そうすると、発言者自身が自分で自分のことに気づいていくようになる。今回、議題提案者になってくれた参加者の方も、他の参加者からの質問に答えている内に、自分自身でだんだんと納得していくような場面があった。その瞬間、僕の目にも「あっ、この方、自分で自分の頭の中を整理し始めているんだろうな」と感じることができた。
たぶん、ここにクラス会議の一番の強みがあるのだと思う。きっと、「悩み」を作り出しているのは自分自身だし、その答えを持っているのも自分自身。だから、自分自身のことをありのままに語ることで、自分の中に答えを探しにいく時間を作り出しているのが、「クラス会議」という時間なのではないかなと僕は感じることができた。

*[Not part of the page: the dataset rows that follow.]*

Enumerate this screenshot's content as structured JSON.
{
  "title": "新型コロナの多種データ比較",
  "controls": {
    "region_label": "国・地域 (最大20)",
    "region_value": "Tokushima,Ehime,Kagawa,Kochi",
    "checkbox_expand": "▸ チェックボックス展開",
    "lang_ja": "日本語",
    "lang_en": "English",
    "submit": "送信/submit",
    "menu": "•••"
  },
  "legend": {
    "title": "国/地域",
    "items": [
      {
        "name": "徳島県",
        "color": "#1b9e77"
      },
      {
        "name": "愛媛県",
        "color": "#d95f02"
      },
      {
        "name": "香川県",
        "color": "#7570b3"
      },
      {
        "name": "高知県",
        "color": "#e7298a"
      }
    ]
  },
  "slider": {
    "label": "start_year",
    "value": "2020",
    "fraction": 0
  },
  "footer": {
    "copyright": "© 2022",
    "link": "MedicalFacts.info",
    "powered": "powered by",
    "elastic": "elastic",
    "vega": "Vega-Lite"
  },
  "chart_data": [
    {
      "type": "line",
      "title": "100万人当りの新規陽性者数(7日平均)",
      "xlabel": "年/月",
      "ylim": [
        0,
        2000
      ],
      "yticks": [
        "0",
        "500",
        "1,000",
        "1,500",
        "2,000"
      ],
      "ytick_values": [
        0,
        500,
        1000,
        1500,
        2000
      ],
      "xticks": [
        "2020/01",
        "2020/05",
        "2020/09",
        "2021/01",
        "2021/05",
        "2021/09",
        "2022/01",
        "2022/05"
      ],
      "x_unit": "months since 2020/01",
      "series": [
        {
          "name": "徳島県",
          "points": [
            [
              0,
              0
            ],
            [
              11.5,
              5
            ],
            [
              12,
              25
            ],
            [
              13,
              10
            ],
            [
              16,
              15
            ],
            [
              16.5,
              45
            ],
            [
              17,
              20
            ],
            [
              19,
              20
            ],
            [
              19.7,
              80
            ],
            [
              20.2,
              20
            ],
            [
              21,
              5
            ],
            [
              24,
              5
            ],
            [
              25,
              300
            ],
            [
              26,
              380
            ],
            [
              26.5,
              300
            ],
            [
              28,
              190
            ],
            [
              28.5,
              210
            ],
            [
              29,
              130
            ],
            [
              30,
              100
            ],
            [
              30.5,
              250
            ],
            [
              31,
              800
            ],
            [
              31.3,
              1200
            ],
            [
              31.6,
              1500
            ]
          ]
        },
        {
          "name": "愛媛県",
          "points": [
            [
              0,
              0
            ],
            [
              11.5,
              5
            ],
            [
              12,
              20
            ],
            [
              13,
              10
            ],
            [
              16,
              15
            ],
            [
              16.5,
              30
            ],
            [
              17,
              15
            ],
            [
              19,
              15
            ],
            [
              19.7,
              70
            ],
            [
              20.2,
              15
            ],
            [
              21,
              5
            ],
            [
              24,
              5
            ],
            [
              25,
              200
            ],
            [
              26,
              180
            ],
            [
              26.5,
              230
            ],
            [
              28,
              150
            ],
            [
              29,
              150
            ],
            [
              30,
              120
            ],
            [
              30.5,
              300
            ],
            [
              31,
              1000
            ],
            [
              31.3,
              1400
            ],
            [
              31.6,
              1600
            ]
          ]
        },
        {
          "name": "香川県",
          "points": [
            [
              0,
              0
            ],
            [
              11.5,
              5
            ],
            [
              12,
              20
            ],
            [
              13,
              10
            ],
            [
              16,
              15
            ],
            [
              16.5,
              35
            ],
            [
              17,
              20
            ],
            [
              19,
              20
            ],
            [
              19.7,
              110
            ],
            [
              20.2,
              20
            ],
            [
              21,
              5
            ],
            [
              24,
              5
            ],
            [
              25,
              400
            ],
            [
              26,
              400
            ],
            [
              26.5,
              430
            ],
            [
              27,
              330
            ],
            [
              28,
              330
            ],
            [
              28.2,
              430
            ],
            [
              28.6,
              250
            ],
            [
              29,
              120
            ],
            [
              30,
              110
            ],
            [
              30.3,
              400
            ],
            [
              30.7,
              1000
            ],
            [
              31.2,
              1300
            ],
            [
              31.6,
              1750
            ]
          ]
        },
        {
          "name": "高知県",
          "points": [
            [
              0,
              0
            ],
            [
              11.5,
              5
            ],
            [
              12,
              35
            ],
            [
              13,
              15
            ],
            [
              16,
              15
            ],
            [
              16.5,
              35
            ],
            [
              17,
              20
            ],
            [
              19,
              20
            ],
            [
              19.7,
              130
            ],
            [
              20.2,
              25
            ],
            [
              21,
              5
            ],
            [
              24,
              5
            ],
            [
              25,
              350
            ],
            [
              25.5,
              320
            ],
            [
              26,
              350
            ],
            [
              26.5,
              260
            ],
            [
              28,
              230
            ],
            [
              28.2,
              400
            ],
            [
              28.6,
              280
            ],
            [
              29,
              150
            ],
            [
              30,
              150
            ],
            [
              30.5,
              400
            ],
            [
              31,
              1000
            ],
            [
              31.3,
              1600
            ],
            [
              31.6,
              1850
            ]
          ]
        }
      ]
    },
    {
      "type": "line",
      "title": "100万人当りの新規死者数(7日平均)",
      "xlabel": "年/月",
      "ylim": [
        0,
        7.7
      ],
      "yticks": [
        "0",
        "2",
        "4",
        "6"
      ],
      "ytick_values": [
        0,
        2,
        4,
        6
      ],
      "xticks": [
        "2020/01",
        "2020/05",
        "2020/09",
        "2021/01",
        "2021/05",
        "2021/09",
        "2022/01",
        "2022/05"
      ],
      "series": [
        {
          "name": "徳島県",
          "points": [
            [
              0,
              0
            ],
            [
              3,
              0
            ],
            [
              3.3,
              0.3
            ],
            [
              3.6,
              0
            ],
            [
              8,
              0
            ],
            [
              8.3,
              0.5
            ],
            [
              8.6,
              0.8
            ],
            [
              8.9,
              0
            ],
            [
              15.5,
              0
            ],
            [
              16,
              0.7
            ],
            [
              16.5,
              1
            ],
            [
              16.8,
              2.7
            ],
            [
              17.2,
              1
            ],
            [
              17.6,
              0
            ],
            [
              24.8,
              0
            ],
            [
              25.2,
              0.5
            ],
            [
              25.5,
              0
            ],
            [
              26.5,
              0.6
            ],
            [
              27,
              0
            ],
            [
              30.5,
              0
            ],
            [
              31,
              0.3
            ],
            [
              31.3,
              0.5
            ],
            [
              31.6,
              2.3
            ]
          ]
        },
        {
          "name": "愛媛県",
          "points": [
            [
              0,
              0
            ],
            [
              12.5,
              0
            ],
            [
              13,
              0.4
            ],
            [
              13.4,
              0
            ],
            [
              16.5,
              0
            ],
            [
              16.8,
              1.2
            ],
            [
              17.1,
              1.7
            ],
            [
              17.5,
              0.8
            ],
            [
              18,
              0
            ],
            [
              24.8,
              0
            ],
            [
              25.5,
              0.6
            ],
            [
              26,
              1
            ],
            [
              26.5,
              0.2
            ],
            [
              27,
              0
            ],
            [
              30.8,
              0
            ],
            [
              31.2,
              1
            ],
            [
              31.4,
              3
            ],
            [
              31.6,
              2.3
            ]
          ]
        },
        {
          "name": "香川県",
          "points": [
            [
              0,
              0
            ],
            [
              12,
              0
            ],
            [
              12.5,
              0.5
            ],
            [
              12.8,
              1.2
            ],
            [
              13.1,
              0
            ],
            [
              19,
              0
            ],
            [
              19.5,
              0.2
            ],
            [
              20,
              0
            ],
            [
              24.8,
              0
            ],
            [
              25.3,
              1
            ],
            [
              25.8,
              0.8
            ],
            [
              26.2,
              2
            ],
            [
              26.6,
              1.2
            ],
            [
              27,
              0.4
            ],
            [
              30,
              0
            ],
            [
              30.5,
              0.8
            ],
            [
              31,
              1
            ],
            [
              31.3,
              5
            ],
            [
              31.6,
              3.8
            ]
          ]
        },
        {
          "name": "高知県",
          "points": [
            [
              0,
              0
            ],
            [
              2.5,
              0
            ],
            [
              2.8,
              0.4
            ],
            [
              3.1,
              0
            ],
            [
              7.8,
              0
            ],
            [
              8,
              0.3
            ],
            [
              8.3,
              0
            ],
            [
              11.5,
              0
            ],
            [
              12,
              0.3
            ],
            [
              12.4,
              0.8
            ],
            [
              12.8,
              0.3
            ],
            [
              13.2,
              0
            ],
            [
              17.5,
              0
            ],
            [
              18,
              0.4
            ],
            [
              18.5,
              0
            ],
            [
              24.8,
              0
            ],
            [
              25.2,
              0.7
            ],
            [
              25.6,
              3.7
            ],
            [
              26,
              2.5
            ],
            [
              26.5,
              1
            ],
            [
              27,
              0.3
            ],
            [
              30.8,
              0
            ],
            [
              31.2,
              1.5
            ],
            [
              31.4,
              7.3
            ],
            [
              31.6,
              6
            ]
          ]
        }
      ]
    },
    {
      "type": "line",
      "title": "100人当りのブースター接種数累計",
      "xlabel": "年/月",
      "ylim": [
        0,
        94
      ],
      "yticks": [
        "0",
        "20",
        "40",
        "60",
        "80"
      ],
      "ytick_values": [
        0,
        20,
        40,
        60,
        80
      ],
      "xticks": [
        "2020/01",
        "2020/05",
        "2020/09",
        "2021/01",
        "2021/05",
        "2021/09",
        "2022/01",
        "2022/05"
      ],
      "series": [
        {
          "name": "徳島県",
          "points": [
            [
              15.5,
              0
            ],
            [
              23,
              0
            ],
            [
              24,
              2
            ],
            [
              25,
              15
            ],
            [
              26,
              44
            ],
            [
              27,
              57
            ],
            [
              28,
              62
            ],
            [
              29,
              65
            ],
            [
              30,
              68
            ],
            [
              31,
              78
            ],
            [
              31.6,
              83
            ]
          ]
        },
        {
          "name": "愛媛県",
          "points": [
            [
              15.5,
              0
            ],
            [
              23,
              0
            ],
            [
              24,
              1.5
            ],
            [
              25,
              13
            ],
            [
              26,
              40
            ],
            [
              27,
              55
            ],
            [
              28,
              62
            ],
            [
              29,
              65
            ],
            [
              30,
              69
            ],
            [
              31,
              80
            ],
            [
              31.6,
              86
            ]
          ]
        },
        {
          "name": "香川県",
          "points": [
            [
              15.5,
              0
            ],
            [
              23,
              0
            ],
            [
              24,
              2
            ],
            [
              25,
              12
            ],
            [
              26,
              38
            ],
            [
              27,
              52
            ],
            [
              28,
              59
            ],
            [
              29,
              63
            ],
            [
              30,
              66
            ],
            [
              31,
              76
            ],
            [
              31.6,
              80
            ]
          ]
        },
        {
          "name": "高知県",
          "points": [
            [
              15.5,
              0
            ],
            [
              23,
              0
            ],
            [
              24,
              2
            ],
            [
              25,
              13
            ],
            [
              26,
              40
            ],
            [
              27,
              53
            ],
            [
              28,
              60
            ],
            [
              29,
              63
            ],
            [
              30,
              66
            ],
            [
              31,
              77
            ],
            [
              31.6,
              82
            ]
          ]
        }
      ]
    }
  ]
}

品の無いたとえかもしれないけど、飲み会で自分の悩みを聞いてもらっているような感覚。僕自身も、先輩とか仲間内で話を聞いてもらっていたけど、あれって結局、自分の中で自分のことを整理している時間だったんじゃないかな。そんな感覚を子ども達にも触れさせているのかもしれない。
2.提案者じゃない人にも気付きがある
これは、僕が提案者の方の悩みに共感できたということが大きいのかもしれない。今回の議題は、僕自身も経験してきたことだから、他の人が質問をしていたり、解決策を話している時も、「そっかぁ。自分もそうすれば良かったなぁ」とか、「あぁそういう捉え方も確かに出来るなぁ」と心の中で思っていた。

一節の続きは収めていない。